Et cette trame de fond sera juste un prétexte à de longues heures de jeux. En effet, Capcom ne s’est pas ici contenté de nous livrer une copie conforme de la version arcade mais a agrémenté son titre de nombreux autres modes de jeu. Vous aurez donc bien entendu droit aux traditionnels modes arcade qui vous mettra aux prises avec tous les personnages du jeu et versus pour vous battre contre vos amis mais également aux modes coopération (vous permettant de jouer jusqu’à quatre via un multitap), ligue qui fera s’affronter jusqu’à six équipes de deux lors de matchs avec à terme un classement par points, et Tournoi qui tout comme dans les jeux Dragon Ball Z vous fera affronter des combattants dans des matchs à élimination directe jusqu’à la grande finale tant attendue. Vous aurez également droit à un tutorial en images et, idée intéressante, à quelques mini-jeux comme des penaltys avec Roberto le joueur de foot par exemple (sachant que pour les débloquer, vous devrez terminer le jeu en mode hard avec certains personnages bien précis). Vous pourrez également vous atteler à la tâche de débloquer les personnages cachés, tâche qui vous occupera un bon bout de temps puisque pour cela vous devrez terminer le titre vingt-quatre fois.
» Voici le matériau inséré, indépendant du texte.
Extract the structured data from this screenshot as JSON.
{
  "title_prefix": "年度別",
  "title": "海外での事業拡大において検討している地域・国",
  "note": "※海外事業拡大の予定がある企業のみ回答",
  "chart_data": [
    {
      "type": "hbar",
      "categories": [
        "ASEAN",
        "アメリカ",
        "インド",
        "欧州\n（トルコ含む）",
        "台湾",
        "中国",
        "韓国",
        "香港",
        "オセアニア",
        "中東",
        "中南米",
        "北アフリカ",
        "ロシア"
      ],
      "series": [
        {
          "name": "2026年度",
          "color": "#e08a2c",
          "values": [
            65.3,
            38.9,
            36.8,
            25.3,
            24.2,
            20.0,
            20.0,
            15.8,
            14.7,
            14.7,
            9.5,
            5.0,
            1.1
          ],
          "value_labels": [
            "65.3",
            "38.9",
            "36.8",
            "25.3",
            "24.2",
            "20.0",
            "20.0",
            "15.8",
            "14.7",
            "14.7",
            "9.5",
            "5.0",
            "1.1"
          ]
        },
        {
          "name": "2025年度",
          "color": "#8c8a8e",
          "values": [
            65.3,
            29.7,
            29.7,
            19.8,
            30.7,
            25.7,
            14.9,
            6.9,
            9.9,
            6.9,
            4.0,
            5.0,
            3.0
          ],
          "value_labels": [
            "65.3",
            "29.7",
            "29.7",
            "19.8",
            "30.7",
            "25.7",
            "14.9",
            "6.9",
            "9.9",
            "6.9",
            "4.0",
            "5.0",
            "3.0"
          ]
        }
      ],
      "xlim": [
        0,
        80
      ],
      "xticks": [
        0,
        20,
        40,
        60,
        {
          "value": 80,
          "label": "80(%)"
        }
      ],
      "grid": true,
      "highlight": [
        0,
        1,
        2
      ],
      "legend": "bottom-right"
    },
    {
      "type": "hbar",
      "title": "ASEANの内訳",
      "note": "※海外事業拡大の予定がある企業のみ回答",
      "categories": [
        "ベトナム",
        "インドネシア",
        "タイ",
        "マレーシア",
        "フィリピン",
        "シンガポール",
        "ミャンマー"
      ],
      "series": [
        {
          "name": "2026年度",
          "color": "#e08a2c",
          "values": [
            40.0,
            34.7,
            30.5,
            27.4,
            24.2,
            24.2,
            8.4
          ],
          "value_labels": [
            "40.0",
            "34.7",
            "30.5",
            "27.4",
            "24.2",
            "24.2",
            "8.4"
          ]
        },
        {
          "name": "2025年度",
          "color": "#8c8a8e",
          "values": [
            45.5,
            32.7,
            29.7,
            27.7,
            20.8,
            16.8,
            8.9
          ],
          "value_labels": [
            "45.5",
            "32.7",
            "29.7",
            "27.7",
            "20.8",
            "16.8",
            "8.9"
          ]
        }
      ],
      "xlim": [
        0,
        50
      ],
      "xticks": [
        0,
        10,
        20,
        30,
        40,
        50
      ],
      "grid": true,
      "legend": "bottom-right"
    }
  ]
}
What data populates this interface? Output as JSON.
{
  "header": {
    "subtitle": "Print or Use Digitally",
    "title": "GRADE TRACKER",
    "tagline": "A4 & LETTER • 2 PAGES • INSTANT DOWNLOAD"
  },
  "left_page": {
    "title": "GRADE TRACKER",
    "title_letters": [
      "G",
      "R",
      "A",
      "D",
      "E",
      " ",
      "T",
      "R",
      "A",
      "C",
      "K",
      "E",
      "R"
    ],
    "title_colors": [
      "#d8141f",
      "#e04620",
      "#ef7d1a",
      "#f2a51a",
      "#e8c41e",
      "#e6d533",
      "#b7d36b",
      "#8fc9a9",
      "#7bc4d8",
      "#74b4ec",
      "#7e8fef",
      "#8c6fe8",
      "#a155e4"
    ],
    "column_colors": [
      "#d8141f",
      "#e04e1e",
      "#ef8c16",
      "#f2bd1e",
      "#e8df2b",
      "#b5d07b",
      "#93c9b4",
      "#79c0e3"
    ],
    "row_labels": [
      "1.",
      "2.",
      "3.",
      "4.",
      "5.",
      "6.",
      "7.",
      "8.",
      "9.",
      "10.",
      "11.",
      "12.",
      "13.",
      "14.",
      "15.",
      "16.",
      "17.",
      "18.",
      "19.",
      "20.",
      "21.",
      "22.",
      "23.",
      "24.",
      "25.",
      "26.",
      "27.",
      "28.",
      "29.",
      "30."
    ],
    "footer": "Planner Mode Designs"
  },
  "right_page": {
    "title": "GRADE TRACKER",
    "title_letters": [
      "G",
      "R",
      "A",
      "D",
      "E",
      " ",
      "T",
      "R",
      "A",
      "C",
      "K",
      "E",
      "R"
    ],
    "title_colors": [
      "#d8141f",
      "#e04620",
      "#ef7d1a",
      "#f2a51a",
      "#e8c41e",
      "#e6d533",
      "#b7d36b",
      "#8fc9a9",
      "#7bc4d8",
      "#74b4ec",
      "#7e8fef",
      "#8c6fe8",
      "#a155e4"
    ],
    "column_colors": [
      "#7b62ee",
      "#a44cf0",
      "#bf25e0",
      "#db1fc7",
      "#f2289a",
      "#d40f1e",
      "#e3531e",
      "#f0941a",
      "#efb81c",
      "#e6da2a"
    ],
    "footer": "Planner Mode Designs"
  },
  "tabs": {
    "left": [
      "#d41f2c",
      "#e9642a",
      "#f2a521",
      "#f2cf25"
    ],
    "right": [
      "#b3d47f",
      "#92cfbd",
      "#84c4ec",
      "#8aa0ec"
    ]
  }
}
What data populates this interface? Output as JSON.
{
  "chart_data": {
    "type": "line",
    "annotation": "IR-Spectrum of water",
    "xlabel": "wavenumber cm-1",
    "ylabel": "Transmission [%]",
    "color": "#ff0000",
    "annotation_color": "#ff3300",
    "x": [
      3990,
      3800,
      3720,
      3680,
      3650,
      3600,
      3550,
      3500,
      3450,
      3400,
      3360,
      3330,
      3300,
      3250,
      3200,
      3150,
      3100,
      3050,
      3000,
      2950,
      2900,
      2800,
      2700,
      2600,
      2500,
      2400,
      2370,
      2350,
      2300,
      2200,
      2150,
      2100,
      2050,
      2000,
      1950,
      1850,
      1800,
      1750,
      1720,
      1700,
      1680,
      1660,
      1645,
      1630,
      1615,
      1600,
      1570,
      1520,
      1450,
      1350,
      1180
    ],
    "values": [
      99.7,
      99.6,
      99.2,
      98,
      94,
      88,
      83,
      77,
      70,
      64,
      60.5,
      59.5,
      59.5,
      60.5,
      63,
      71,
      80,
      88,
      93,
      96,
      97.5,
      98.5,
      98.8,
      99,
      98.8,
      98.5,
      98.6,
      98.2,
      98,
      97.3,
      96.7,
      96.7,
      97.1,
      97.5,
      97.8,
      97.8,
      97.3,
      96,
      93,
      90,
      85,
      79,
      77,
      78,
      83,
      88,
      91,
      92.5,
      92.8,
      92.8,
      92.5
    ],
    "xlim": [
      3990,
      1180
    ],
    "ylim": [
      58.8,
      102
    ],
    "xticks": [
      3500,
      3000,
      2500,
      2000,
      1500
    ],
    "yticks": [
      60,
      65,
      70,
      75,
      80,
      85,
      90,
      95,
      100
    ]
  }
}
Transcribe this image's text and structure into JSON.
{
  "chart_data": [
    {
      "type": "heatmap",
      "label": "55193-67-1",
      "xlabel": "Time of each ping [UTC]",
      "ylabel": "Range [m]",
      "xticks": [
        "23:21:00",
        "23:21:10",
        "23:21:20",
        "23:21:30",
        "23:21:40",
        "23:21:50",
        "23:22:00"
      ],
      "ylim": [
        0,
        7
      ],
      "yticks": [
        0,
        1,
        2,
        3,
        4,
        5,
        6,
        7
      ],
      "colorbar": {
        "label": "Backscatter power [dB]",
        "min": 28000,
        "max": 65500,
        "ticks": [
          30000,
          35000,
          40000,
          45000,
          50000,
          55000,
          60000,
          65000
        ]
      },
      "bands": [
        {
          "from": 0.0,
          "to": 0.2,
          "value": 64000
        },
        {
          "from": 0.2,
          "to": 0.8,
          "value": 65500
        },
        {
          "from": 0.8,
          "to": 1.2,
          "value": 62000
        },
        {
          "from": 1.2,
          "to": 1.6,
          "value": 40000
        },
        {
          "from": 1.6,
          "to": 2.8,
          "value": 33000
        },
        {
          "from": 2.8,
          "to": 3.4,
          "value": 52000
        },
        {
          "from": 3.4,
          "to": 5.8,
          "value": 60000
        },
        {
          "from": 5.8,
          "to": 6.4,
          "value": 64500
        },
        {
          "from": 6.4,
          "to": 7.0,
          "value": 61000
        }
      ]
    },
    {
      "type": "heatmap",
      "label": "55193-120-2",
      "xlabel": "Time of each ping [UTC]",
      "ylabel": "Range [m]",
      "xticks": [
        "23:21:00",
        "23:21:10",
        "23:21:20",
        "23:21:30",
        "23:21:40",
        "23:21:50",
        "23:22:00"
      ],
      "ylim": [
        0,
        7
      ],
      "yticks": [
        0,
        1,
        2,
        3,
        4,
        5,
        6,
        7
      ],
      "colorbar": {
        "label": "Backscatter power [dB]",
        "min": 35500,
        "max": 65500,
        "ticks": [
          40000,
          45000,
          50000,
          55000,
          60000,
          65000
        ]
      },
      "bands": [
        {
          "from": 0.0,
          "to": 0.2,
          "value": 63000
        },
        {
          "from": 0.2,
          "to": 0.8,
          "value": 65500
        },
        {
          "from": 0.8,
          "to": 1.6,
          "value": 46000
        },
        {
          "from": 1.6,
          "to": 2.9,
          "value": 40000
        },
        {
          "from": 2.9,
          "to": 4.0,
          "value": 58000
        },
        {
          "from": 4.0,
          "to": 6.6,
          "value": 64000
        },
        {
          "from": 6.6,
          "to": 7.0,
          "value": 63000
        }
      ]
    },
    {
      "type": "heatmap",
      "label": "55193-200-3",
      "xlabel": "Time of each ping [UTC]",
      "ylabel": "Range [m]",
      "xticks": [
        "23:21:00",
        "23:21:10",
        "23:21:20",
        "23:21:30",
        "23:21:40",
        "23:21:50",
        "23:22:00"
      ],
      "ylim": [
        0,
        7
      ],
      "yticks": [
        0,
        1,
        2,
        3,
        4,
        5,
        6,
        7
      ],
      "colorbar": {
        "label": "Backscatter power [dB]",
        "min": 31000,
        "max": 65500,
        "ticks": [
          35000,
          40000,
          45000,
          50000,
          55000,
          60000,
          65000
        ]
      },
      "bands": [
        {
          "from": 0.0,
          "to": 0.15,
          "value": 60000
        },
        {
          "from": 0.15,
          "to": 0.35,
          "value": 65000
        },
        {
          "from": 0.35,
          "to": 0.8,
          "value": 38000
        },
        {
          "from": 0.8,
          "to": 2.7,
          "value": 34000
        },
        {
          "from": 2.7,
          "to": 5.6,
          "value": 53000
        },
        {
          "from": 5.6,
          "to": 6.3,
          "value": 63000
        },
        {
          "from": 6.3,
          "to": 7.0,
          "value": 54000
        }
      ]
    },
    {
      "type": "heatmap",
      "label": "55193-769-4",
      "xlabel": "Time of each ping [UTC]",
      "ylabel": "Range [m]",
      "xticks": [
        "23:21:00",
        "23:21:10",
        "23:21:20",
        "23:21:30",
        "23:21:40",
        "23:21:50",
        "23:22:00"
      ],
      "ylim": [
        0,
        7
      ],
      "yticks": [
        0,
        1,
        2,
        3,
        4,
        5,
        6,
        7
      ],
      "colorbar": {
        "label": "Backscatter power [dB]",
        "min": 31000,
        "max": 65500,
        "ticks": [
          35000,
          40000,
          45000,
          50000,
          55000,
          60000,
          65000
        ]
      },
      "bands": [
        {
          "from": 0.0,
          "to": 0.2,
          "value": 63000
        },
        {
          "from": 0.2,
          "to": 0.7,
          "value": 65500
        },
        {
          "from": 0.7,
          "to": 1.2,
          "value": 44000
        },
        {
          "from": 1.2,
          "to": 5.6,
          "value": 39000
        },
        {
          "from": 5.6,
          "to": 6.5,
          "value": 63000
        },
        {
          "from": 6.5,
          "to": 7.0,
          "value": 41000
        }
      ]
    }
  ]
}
Enfin, essayer chacun des quarante deux persos ainsi que toutes les équipes possibles (pour voir tous les doubles combos réalisables) vous prendra également un temps considérable. Le jeu est réparti sur deux CD-ROM, le premier contenant les modes arcade et versus et le second tous les autres modes de jeux. Durée de vie énorme donc (surtout pour un jeu de combat), en solo et à fortiori en multijoueur, d’autant plus qu’au niveau de difficulté maximal le challenge est énorme.

Conclusion (18/20)

Nous sommes donc ici en présence d’un jeu de baston 3D original et innovant aussi bien au niveau de ses modes de jeu que de son gameplay et son contexte de guerre des récrés peu commun. On pourra lui reprocher sa réalisation vraiment limite mais le fun du titre vous fera bien vite oublier cela et retiendra votre intérêt pendant de longues heures de jeu. Jeu à recommander pour tous les fans de jeux de baston qui contribue à renouveler un peu le genre, ce qui n’est pas un mal.